The law is established that where arbitrators exceed there authority and include in their award matter beyond the submission, and the part which is void cannot be separated from the remainder without injustice, the whole award is void.Bullock v. Bergman, 46 Md. 270; Rand v. Mather, 11 Cush., Mass., 1, 59 Am. Dec. 131; Carnochan Mitchell v. Christie, 11 Wheat. 446, 466, 6 L.Ed. 516, 521; 6 Williston on Contracts, Revised Ed. Sec. 1929. The courts recognize that arbitrators may frame one part of their award with a view to the other, and each part may be varied by the view which they take of the whole. It is accordingly held that evidence is not admissible to show in what manner the arbitrators reached their conclusion or to explain the items making up the total amount awarded.
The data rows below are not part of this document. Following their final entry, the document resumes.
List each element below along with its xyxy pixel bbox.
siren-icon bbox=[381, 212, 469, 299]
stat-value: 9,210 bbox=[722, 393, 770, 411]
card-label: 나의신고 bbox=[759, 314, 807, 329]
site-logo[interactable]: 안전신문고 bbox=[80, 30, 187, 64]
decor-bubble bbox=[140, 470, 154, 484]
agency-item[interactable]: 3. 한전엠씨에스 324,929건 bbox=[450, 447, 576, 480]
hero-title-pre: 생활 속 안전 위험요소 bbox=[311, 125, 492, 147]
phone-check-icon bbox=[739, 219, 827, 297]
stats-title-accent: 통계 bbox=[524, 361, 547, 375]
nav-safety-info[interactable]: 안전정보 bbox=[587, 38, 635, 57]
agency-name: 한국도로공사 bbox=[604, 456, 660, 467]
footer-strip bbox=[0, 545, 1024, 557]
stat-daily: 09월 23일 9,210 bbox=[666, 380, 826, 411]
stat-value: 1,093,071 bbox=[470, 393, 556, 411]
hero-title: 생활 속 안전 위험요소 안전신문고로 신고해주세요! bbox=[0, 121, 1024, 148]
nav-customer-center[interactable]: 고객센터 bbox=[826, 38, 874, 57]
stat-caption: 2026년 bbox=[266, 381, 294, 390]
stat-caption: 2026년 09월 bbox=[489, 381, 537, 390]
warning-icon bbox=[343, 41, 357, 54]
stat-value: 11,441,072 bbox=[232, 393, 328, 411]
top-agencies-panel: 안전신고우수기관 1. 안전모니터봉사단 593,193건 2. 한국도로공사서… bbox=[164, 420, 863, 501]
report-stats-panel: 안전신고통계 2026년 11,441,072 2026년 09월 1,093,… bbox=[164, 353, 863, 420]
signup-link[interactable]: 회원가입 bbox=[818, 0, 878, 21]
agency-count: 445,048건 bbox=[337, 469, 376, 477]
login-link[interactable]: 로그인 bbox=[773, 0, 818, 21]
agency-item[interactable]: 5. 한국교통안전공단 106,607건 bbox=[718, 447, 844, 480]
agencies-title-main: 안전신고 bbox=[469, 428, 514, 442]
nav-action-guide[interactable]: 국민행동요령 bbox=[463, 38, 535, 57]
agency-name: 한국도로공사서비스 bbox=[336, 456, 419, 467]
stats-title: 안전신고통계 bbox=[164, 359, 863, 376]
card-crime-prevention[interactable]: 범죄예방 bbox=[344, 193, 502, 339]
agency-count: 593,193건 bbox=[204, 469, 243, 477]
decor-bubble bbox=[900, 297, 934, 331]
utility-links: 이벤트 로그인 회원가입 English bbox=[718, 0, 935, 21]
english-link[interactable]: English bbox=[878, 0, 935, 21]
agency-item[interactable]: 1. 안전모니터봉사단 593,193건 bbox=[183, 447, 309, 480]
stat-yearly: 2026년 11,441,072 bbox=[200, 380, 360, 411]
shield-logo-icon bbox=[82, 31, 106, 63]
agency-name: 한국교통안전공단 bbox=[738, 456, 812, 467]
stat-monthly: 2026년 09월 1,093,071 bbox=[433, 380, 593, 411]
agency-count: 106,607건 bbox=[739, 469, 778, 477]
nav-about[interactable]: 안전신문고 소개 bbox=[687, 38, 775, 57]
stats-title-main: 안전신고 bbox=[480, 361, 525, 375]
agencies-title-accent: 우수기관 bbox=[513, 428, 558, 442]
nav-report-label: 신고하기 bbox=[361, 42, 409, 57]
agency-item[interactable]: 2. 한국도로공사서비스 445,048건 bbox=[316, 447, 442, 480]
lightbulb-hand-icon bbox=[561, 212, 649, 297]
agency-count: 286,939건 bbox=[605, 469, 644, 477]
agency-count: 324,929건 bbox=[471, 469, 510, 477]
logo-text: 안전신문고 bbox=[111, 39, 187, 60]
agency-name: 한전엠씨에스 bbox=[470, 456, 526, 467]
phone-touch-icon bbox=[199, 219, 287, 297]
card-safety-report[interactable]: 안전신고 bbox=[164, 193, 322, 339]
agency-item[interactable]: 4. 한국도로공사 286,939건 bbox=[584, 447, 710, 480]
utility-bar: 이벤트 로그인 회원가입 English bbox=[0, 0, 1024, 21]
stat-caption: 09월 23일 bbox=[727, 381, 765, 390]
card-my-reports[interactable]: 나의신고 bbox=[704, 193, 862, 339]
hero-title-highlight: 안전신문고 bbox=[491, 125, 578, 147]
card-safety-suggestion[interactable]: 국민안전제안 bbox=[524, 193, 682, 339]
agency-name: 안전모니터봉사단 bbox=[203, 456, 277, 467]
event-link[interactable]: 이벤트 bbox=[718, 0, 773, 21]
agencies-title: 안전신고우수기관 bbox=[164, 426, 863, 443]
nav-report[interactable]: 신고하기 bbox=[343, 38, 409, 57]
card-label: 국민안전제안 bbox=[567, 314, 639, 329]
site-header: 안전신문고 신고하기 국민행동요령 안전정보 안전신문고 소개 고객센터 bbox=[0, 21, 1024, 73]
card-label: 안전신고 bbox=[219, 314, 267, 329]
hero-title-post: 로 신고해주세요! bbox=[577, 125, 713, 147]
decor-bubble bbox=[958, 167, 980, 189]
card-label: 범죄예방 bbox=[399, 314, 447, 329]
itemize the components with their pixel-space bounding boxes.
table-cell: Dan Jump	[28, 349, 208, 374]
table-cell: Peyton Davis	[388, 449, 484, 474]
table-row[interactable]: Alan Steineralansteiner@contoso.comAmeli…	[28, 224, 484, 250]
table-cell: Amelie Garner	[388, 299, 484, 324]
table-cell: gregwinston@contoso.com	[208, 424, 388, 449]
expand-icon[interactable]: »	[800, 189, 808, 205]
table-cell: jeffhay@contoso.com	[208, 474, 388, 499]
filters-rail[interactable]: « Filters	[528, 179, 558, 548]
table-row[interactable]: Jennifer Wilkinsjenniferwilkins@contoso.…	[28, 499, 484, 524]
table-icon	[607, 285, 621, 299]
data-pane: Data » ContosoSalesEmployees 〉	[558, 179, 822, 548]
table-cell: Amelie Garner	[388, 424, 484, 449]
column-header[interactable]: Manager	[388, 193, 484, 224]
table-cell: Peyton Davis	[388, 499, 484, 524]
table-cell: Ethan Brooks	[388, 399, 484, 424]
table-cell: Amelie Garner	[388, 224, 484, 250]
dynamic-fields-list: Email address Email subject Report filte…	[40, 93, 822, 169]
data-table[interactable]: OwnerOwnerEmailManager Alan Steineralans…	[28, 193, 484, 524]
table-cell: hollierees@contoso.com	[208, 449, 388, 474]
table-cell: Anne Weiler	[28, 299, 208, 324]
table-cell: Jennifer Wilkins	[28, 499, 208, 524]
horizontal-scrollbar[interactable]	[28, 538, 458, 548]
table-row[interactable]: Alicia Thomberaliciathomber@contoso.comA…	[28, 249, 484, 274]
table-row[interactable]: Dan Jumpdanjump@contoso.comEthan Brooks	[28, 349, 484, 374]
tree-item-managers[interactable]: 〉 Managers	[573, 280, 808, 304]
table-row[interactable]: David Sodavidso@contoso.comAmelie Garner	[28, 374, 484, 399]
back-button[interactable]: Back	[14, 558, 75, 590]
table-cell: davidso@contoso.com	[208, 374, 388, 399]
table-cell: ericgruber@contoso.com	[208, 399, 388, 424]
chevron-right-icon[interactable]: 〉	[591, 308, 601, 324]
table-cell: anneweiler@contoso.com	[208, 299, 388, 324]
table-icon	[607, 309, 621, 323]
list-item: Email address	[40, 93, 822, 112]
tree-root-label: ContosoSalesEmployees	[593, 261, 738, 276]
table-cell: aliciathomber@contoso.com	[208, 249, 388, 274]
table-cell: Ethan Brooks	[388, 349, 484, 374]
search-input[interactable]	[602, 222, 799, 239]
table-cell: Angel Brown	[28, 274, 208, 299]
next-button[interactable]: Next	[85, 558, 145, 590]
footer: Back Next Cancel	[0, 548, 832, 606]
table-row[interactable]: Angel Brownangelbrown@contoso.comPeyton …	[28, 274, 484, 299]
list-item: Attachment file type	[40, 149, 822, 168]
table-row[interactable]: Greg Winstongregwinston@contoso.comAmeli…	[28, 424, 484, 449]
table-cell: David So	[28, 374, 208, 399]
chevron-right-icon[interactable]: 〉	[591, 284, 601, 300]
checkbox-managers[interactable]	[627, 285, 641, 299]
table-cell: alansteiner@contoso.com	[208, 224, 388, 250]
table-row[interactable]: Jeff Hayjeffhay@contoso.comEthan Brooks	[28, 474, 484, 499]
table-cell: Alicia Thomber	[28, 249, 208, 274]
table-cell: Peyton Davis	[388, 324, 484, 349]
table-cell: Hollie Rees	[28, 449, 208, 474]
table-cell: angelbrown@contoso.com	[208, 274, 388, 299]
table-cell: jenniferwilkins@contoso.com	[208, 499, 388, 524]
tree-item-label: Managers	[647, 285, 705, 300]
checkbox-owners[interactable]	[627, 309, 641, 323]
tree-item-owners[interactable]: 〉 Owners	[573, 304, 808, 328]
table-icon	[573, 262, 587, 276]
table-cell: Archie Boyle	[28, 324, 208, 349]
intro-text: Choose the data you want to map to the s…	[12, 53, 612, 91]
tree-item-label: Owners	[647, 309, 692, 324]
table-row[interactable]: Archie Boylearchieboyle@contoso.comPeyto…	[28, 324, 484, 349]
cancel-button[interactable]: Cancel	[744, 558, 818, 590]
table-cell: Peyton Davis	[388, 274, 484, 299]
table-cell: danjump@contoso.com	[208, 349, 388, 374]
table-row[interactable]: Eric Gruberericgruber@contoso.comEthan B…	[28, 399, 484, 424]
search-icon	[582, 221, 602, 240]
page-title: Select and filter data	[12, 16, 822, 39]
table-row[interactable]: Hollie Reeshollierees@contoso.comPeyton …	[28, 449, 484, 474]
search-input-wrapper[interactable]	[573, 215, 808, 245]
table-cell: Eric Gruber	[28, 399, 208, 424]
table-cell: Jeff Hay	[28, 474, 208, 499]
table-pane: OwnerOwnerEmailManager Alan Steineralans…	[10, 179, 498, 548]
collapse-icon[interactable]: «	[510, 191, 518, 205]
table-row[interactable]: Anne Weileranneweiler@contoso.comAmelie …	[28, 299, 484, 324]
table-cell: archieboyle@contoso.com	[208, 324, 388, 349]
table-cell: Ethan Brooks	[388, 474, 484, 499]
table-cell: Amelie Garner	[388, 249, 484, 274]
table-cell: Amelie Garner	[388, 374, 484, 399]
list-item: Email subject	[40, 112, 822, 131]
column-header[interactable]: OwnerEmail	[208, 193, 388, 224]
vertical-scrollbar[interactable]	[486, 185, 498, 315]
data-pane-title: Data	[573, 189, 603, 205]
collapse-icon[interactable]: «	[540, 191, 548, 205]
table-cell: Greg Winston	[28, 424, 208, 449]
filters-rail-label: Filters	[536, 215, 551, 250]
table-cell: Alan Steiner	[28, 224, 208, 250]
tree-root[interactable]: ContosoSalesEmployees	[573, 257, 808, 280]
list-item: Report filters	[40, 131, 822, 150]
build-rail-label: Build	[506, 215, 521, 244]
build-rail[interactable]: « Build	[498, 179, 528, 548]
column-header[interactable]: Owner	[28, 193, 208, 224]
Bullock v.Bergman, 46 Md. 270, 279. In the case now before us the arbitrators made an award for the number of tons delivered during the period of 2 years and 8 months, whereas they should *678 have awarded for the period of 7 years and 7 months. However, they definitely determined that the proper market price should be the quotations per ton for Buffalo plus the freight per ton to Baltimore, minus 50 cents. This criterion can be easily applied to the total number of tons delivered during the entire period. In fact, this is practically what the arbitrators did, but they improperly excluded the deliveries from August 31, 1937, to July 31, 1942. By restoring the amount improperly excluded, the award will be exactly what they determined before they exceeded the scope of their authority. Under these circumstances the majority of this court finds no necessity to annul the entire award and compel the parties to resubmit the controversy to arbitrators or the court. However, the chancellor's order overruling the demurrer must be affirmed.

Order affirmed and cause remanded, with cost.